Swain nodded, his squinty crimson eyes glowing in the dark. “I will see you tonight at the Fleshing Arena. Your brother has quite an audience,” he casually changed the topic before taking a turn to the left, heading to the elevating platform that would take him to the Tower of Nightfall.
The tower was shaped into a large, spiky mace, its base so unstable no one ever used it for fear of a possible collapse. It had been abandoned a long time ago, but Swain knew that his pale companion often used it for her own twisted reasons. Swain stopped at the entrance, whistling low.
Beatrice flew past him, then around him, before finding a spot where to rest. The amethyst raven settled on Swain’s left shoulder, tilting her head whenever she heard a sound that Swain didn’t emit.

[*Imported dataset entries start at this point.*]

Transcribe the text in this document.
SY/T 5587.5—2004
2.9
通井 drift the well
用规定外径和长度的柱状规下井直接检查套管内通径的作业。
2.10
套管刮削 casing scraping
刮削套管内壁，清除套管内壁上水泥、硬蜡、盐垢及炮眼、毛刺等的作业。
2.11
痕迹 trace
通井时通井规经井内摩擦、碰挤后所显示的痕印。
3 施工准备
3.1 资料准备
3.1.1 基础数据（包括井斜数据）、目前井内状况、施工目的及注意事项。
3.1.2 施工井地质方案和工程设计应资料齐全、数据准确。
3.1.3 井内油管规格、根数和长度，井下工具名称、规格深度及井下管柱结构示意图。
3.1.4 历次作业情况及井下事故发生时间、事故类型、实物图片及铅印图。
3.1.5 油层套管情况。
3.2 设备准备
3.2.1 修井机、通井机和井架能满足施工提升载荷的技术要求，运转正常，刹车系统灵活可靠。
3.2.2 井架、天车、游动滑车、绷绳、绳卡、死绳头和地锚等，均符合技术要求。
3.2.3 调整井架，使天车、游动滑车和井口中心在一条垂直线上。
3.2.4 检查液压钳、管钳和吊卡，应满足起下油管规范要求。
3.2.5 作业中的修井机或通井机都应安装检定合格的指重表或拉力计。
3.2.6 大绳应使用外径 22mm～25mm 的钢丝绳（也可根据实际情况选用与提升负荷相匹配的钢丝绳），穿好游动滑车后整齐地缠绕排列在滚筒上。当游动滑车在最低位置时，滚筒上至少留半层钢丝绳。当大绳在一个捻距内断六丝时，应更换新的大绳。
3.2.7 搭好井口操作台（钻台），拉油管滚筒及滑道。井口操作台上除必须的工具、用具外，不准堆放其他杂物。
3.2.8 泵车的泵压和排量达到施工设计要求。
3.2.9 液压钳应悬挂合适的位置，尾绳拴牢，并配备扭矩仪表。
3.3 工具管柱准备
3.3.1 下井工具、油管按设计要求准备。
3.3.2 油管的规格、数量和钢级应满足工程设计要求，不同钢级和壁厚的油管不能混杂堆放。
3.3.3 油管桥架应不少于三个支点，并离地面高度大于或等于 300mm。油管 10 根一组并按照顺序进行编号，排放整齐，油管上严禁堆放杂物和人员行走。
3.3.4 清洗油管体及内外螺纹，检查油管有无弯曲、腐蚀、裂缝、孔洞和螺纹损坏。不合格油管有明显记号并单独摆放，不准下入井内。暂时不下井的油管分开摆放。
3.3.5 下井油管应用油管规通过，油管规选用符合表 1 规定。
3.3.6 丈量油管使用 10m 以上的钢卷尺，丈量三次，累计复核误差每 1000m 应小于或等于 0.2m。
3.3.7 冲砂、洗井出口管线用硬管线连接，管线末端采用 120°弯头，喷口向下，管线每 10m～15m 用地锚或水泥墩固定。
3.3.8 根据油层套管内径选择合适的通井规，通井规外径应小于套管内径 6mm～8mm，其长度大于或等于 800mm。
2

The Tower of Nightfall was barely lit, a small purple fire burning in the right corner. The air was cold and stained with the stench of excrements and blood. Old military maps were being eaten away by mice and chains rattled the floor. A man was crying and begging for mercy, although no one was there to listen to him. He wore ripped brown pants and no shirt, and a ripped Demacian cape was sprawled at his feet. He was bound to the stonewall behind him, the chains soaked with his blood.
Swain felt the touch of LeBlanc’s hand on his upper arm as she emerged from the shadows, her glowing staff in hand and a satisfied smile on her face. Her light-brown eyes glanced at the man who suffered at their feet and Swain smiled under his collar.
“Is this him?”
The Pale Woman nodded. “Thom Garvin.”
Swain walked up to the Demacian prisoner, hitting his legs with his pointed cane. The prisoner cried and begged again, shivering and spasming, shaking his head as if it would remove the blindfold.
“You caused the mine collapse in Kalamanda,” the General stated in a croaky voice.
“No!” Garvin screamed. “No, I didn’t! I swear it! Please… Please, let me go,” he sobbed. “I will say the truth to the King.”
LeBlanc chuckled behind Swain.
“Your King will hear you,” he reassured the prisoner. “I promise you.”
Turning heels and coming to a silent agreement with the Pale Woman, General Swain limped out of the Tower of Nightfall, Beatrice crowing on his shoulder and LeBlanc curling her hand around his elbow.
“Petal and Thorn?” he asked.
“They’re both bringing Seed back to the Immortal Bastion,” she answered with an excited glint in her eyes.
Swain hummed in response, nodding away his contentment. The sun was setting behind the highest towers of the Immortal Bastion, the red and orange hues casting haunting shadows on the iron grounds. “How long has it been,” he asked the woman on his arm, “since all the members of the Black Rose reunited?”
LeBlanc puckered her lips, slender fingers playing with her short black hair. “So long that even as the Matron, I can’t recall our last reunion.”
She turned to fully face him, a tempting smile adorning her red lips. Swain placed his clawed fingers under her chin, nearly piercing her skin.
“Don’t be too cocky, Evaine,” he warned her. “Don’t be too cocky.”